One can come up with a GCS score within 3 minutes or less, but for the other scores, brain imaging is necessary "because you need to decide is or is there no IVH, and you certainly need to decide about the size of the intracerebral or intraparenchymal bleeding to decide whether it has reached or has not reached a certain size or certain volume," Dr.
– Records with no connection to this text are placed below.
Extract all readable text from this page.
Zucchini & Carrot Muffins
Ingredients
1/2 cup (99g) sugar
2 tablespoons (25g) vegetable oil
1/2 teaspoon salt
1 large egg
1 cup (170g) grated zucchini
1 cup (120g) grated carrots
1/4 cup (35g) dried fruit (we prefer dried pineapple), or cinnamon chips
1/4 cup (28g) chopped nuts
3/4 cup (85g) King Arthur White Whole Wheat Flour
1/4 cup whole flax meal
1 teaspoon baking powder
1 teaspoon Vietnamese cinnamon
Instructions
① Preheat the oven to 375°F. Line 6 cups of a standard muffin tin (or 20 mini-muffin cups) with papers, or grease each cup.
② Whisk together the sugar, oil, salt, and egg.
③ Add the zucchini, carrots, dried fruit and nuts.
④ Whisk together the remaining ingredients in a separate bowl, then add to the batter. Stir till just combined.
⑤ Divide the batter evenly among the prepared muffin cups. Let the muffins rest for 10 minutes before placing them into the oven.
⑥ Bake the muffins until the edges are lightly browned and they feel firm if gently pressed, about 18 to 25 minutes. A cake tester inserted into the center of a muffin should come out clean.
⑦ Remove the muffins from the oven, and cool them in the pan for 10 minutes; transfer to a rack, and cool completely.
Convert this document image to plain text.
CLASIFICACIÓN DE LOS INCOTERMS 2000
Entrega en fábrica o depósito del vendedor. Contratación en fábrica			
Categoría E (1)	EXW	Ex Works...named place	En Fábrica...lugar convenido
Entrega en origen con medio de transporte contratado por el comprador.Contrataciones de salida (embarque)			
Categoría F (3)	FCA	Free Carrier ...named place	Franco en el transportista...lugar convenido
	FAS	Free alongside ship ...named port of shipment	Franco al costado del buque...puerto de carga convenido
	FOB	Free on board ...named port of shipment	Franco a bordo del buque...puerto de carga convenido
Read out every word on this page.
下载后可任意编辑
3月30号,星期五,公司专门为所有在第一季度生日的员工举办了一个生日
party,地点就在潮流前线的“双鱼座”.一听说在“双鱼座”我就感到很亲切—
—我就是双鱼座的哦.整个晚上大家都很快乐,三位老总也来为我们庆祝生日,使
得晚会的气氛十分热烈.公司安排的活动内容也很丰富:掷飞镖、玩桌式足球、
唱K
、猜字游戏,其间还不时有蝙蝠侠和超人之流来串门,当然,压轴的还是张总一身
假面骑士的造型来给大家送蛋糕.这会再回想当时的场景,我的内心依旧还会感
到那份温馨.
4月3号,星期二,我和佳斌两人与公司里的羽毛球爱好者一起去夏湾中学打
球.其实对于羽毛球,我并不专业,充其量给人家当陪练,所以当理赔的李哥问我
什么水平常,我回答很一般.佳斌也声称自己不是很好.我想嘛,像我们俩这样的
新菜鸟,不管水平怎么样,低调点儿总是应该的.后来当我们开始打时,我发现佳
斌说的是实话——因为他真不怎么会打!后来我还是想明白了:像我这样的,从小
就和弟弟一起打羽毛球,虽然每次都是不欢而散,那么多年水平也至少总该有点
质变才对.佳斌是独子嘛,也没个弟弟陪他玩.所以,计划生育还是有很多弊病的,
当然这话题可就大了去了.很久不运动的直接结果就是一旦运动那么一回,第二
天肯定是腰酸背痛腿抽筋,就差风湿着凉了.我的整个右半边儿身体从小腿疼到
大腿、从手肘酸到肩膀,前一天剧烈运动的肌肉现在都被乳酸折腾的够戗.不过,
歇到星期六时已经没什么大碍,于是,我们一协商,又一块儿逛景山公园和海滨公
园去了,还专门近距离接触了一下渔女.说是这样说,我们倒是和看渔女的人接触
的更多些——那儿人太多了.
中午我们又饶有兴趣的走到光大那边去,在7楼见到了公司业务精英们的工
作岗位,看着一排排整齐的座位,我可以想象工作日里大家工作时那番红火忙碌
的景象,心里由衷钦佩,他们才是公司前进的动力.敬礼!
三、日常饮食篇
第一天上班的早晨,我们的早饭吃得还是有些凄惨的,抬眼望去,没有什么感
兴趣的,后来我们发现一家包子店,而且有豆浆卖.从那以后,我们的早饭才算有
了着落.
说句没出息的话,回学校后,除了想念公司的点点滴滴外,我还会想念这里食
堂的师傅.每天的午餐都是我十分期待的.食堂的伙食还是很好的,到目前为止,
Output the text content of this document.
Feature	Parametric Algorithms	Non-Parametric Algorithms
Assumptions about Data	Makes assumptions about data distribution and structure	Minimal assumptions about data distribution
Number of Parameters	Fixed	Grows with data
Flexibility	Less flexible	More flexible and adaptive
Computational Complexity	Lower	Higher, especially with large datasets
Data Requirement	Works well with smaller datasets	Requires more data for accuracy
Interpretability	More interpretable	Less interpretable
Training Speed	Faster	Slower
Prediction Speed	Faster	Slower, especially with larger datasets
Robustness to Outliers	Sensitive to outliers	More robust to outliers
Steiner noted.

Imaging will always be done at some point, but looking toward the future, he said, "If everything needs to be done fast, we would like to have very early the information on the prognosis, but certainly, it will take a long time until we can rely on only 1 scale for major decisions in an individual patient."

He also said that, if validated, the GCS could prove useful as a selection criterion for future trials, "particularly when it comes down to do we operate on a patient, do we give hemostatic agents, do we lower pressure, and so forth."

The study received no commercial funding. Dr. Parry-Jones has disclosed no relevant financial relationships. Dr. Steiner, who was not involved in the study, has disclosed no relevant financial relationships.

XXI European Stroke Conference (ESC). Presented May 23, 2012.